Furthermore, Philippine real property tax requirements apply, however, these fees are minimal, especially given that foreigners are not permitted to own land in the Philippines.
An official from the Philippines’ local government will normally appraise the property’s current value based on market conditions and determine annual taxation rates.
It’s critical to seek advice from tax specialists to ensure that you don’t get into difficulty with the government agencies in charge of collecting annual levies.
Purchasing a property is a big decision, and the wrong choice can cost you more than monetary value.
The market value of a property must be considered. Property in highly urbanized areas, like many other countries around the world, has a substantially higher value. This is due in part to its proximity to the state’s commercial areas.
As a result, annual property tax rates will be higher as well. Taxation fees are calculated using the property’s current assessed market value multiplied by the property tax rate. The more developed a location is the higher the property tax rate.
You will be pleased to learn that these houses are more inexpensive for individuals wanting a tranquil life outside of metropolitan cities.

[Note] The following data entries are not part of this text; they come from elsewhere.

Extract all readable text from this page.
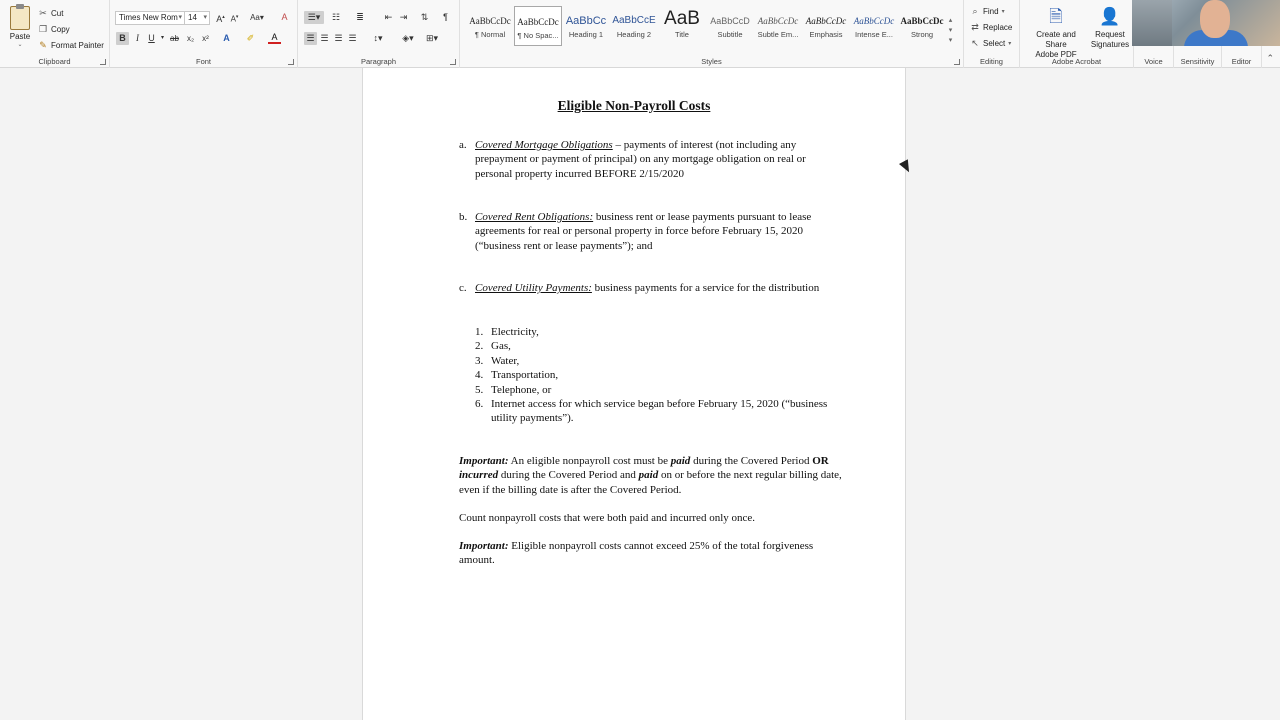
Paste
⌄
✂ Cut
❐ Copy
✎ Format Painter
Clipboard
Times New Rom ▾ 14 ▾ A▴ A▾	Aa▾	A
B	I	U	▾ ab x₂	x²	A	✐	A
Font
☰▾	☷	≣	⇤ ⇥	⇅	¶
☰ ☰ ☰ ☰	↕▾	◈▾	⊞▾
Paragraph	Styles
AaBbCcDc
¶ Normal
AaBbCcDc
¶ No Spac...
AaBbCc
Heading 1
AaBbCcE
Heading 2
AaB
Title
AaBbCcD
Subtitle
AaBbCcDc
Subtle Em...
AaBbCcDc
Emphasis
AaBbCcDc
Intense E...
AaBbCcDc
Strong
▴
▾
▾
⌕ Find ▾
⇄ Replace
↖ Select ▾
Editing
🗎
Create and Share
Adobe PDF
👤
Request
Signatures
Adobe Acrobat	Voice	Sensitivity	Editor	⌃
Eligible Non-Payroll Costs
a. Covered Mortgage Obligations – payments of interest (not including any prepayment or payment of principal) on any mortgage obligation on real or personal property incurred BEFORE 2/15/2020
b. Covered Rent Obligations: business rent or lease payments pursuant to lease agreements for real or personal property in force before February 15, 2020 (“business rent or lease payments”); and
c. Covered Utility Payments: business payments for a service for the distribution
1. Electricity,
2. Gas,
3. Water,
4. Transportation,
5. Telephone, or
6. Internet access for which service began before February 15, 2020 (“business utility payments”).
Important: An eligible nonpayroll cost must be paid during the Covered Period OR incurred during the Covered Period and paid on or before the next regular billing date, even if the billing date is after the Covered Period.
Count nonpayroll costs that were both paid and incurred only once.
Important: Eligible nonpayroll costs cannot exceed 25% of the total forgiveness amount.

The annual fees will be reduced as well.
When it comes to the rural Philippines, one issue to consider is the lack of key services such as healthcare, banking, and other critical services.
Although living in densely populated locations might be stressful, they often provide superior services because organizations’ main headquarters are located in larger cities. The majority of vital services are concentrated in such metros, as most Philippine cities are either fully developed or developing.
When it comes to urbanization vs. rurality in Philippine regions, there is, nevertheless, a middle ground. In the majority of Philippine states, urbanization is centered in a single bigger area.
Property in adjacent towns offers a more serene setting while still providing easy access to major cities, and here is usually where you may locate residential properties that meet your needs and wants.
Before making a real estate purchase, do as much research as possible. Remember that this will have an impact on you in more ways than one.
Research the various regulations that you will be required to follow, as well as the real property market. Assess your needs and wants, as well as your financial resources, and base your research on that. Opening an account with a local bank is also a good idea. This will allow you to handle your finances completely without having to call your bank from another country and deal with time zone differences.
Also, speak with a reputable real estate broker. A trustworthy broker would never tell you that all properties are good; instead, they will advise you on both the benefits and drawbacks of certain properties. To obtain understanding, ask as many questions as you can, and if you don’t feel comfortable with your broker, choose someone else.
Last but not least, consult a lawyer for legal counsel. They may not be specialists in the current market, but they can provide you with essential advice that will save you a lot of time and money, particularly when it comes to taxation and your real property rights as a consumer.